“We’re developing an important new type of sensor: the motor itself,” said Professor Matthias Nienhaus. “We’re looking at ways of extracting data from the motor and of using this data for motor control, monitoring and managing processes. We are also working with project partners on improving the design and construction of miniature motors that yield the greatest possible quantity of operational information.”
In order to gather data, the team monitors the precise distribution of the motor’s magnetic field streng and records how this magnetic field changes when the motor rotates. This data can then be used to compute the rotor’s position and to draw inferences about motor status. This, says the team, allows the motor to be controlled efficiently and error states to be detected reliably. The team is developing mathematical models that simulate the various motor states, fault levels and degrees of wear.
Collected data isfed into an MCU. If a certain signal changes, the MCU can identify the underlying fault or error and respond accordingly.
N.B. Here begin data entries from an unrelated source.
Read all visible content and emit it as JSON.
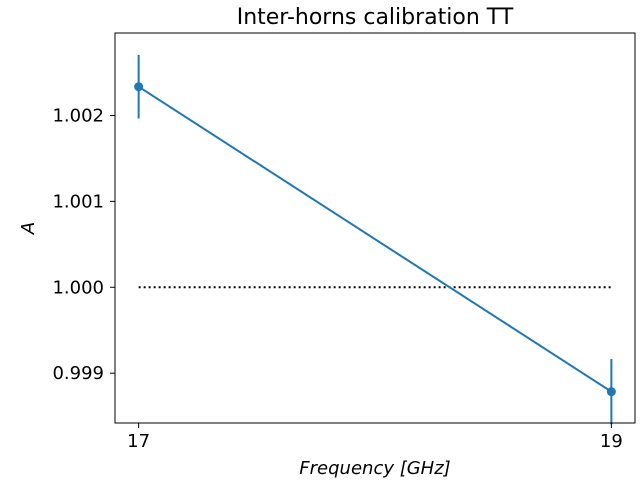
{
  "chart_data": {
    "type": "line",
    "title": "Inter-horns calibration TT",
    "xlabel": "Frequency [GHz]",
    "ylabel": "A",
    "x": [
      17,
      19
    ],
    "x_tick_labels": [
      "17",
      "19"
    ],
    "y_tick_labels": [
      "0.999",
      "1.000",
      "1.001",
      "1.002"
    ],
    "y_ticks": [
      0.999,
      1.0,
      1.001,
      1.002
    ],
    "xlim": [
      16.9,
      19.1
    ],
    "ylim": [
      0.99842,
      1.00296
    ],
    "grid": false,
    "series": [
      {
        "values": [
          1.002335,
          0.998785
        ],
        "errors": [
          0.00037,
          0.00038
        ],
        "color": "#1f77b4",
        "marker": "circle"
      }
    ],
    "reference_line": {
      "y": 1.0,
      "x_range": [
        17,
        19
      ],
      "style": "dotted",
      "color": "#000000"
    }
  }
}
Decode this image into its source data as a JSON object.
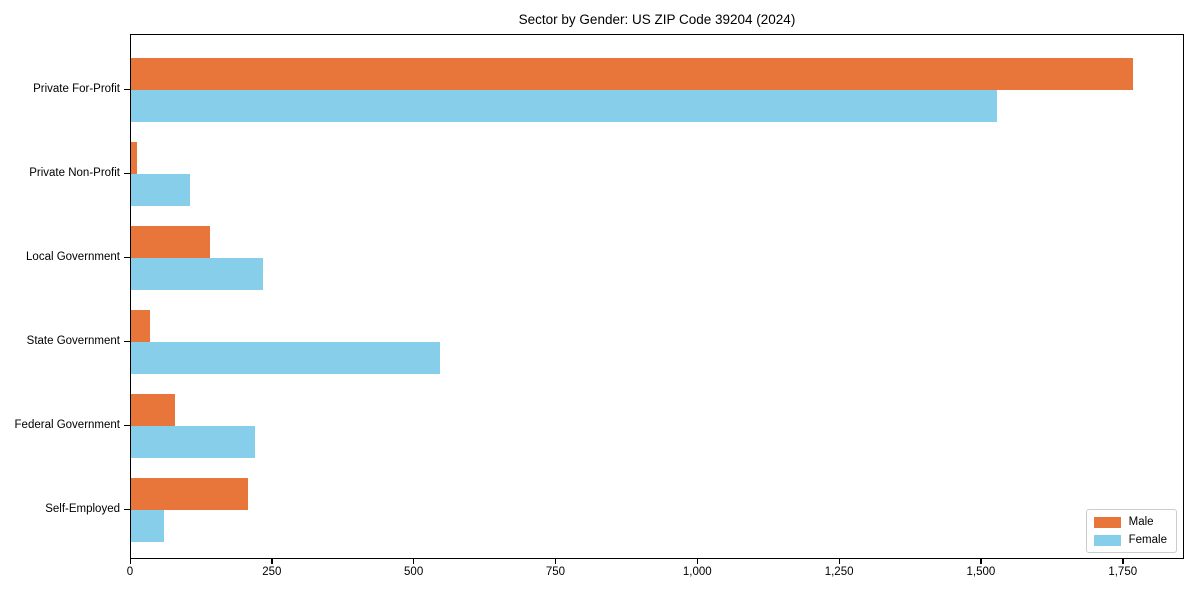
{
  "chart_data": {
    "type": "bar",
    "orientation": "horizontal",
    "title": "Sector by Gender: US ZIP Code 39204 (2024)",
    "categories": [
      "Private For-Profit",
      "Private Non-Profit",
      "Local Government",
      "State Government",
      "Federal Government",
      "Self-Employed"
    ],
    "series": [
      {
        "name": "Male",
        "color": "#E8763B",
        "values": [
          1770,
          10,
          140,
          34,
          78,
          207
        ]
      },
      {
        "name": "Female",
        "color": "#87CEEB",
        "values": [
          1530,
          105,
          234,
          545,
          219,
          58
        ]
      }
    ],
    "xlabel": "",
    "ylabel": "",
    "xlim": [
      0,
      1858
    ],
    "x_tick_values": [
      0,
      250,
      500,
      750,
      1000,
      1250,
      1500,
      1750
    ],
    "x_tick_labels": [
      "0",
      "250",
      "500",
      "750",
      "1,000",
      "1,250",
      "1,500",
      "1,750"
    ],
    "grid": false,
    "legend_position": "lower right",
    "background_color": "#ffffff",
    "spine_color": "#000000",
    "text_color": "#000000"
  }
}
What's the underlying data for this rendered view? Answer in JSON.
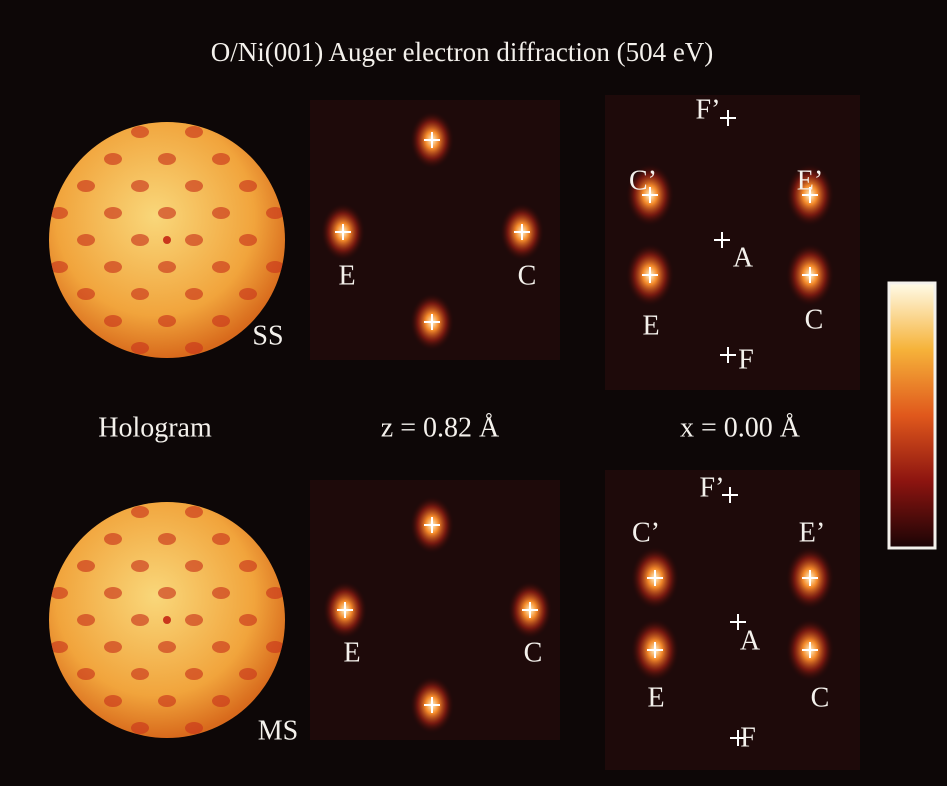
{
  "title": "O/Ni(001) Auger electron diffraction (504 eV)",
  "column_labels": [
    "Hologram",
    "z = 0.82 Å",
    "x = 0.00 Å"
  ],
  "rows": [
    {
      "name": "SS",
      "slice_labels": [
        "E",
        "C"
      ],
      "cut_labels": [
        "F’",
        "C’",
        "E’",
        "A",
        "E",
        "C",
        "F"
      ]
    },
    {
      "name": "MS",
      "slice_labels": [
        "E",
        "C"
      ],
      "cut_labels": [
        "F’",
        "C’",
        "E’",
        "A",
        "E",
        "C",
        "F"
      ]
    }
  ]
}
These ‘sentient’ motors can also be linked via a network operating system and the team say it is conceivable that a system could be designed in which one motor takes over automatically if another fails.
Prof Nienhaus is currently testing a number of data acquisition methodologies and his team is working with partners to study and test a number of approaches, with the goal of making manufacturing processes more cost effective and flexible and to enable machinery and equipment to be monitored continuously for faults or signs of wear.